I just installed mine a week ago. About 10 pack in when the video pad dettached. I was able to reattach the pad but am not sure how well. I put hot glue over the video pads to help hold them in place. I really don’t know how long it is going to last….
Then you emailed the wrong person because Arthur is the man. He expressed shipped stuff from Hong Kong to the us and I got it in 3-5 days. That’s customer service.
Today solder pad of the signal RX wire came loose and fell off. Lucky me I detected this while inspecting the quad. One of the buzzer pads is loose already too. After just 10 flights without crashes this is a nogo! Blackbox is recognized one out of 20 times I connect the FC to the configurator. I’m not happy with it even if the flight performance is very good. Imagine the signal wire became loose mid air…
Hi Oscar,
I’ve just made my first Mini Quad 2 days ago and I opted to use the Kakute and actually used the none stretched version of that frame so it’s quite cool to see that I wasn’t the only one to use that combo.
By using that FC it meant I didn’t have to use the included PDB so I managed to fit my receiver under the FC which I believe you did too. Was a PITA to bind but once that was done it’s tooked away underneath.
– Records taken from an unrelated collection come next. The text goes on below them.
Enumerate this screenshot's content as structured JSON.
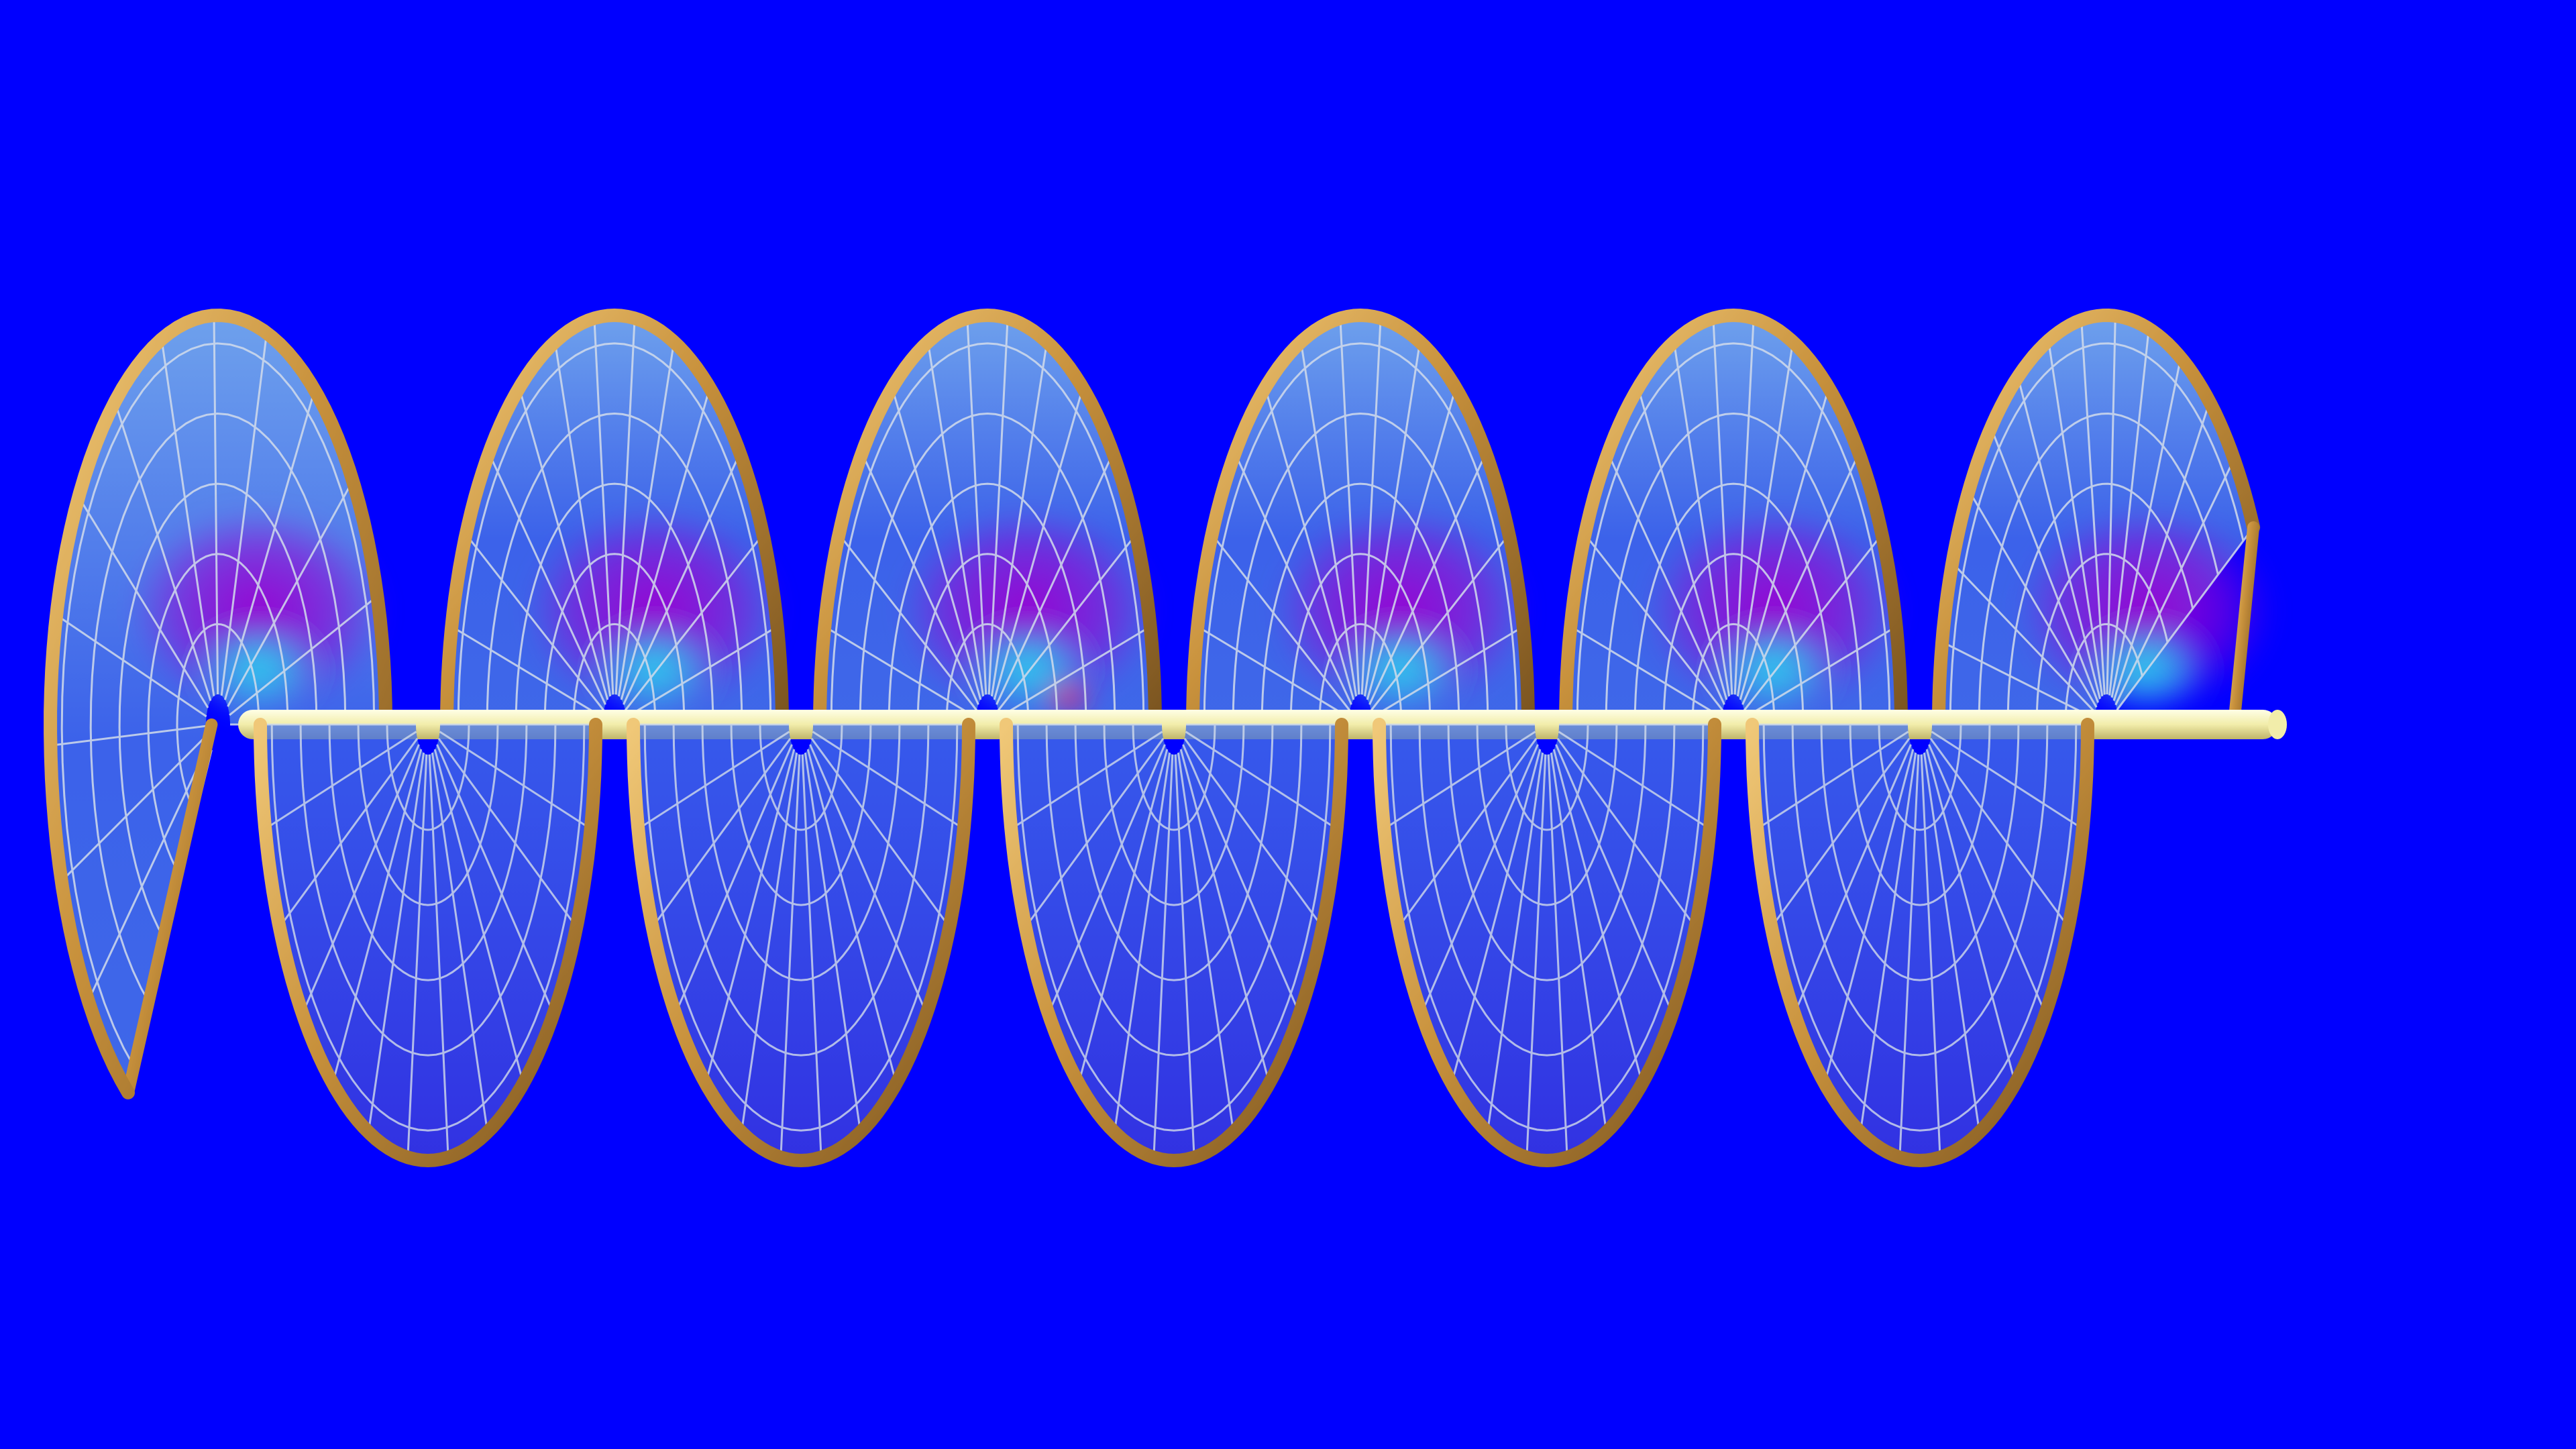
{
  "scene": {
    "subject": "helical-screw-with-shaft",
    "colors": {
      "background": "#0000FF",
      "rim": "#C8913C",
      "rim_highlight": "#F0C878",
      "rim_shadow": "#7A5420",
      "shaft": "#F2EDAA",
      "shaft_shadow": "#BFB46A",
      "shaft_highlight": "#FFFFE6",
      "mesh_line": "#D2DCEB",
      "surface_light": "#78AFEB",
      "surface_mid": "#4673E6",
      "surface_deep": "#3C3CDC",
      "hot_magenta": "#9B00D2",
      "hot_cyan": "#28D2F0",
      "hot_red": "#F01E6E"
    },
    "turns": 6,
    "mesh": {
      "radial_spokes": 13,
      "circumferential_rings": 5
    }
  }
}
Only issue I had was that because the IMU on the Kakute is so high it mean the top plate of carbon for the stack was touching it so I used the washers that were originally for the PDB to raise the carbon just enough to clear the IMU and mounted the VTX on top.
So far I’m pretty happy with it and it seems very stable.
That’s good to know, thank Dan!
Hi i am getting noise lines throught my video all the time even when not armed also my lue script and smart audio sometimes works most of the not and keeps saying sensor lost
Hopefully someone can help me
Sounds like you may have a short or a missing ground or your using straight battery voltage to your camera, but a bad ground would send ripples through your whole setup depending on what it was grounding out on.
Now I’m confused. In the manual it says on page 1: PPM input is shared with UART6 RX pad for simple receiver installation regardless of type.
But it also says on page 6: You cannot use a PPM or PWM receiver with the Kakute F4 AIO.
Now which one is it?
could you check the latest manual? There has been a few revisions since the board came out.
I don’t think PPM is supported with this board.
The latest Betaflight GUI has a 32kHz option but you need to use the Repo version from https://github.com/betaflight/betaflight-configurator#alternative-way
In 3.17 Firmware to enable 32kHz mode use CLI setting gyro_use_32khz = ON. (Configurator will not display correct speed until the next configurator update, but you will see the real cycletime).
thank you :) the way they are hiding it from the GUI kind of tells me that they are unsure about 32Khz still :)
The manual has been updated to 1.5A but not all sites have the updated manual. 1.5A is the correct current rating.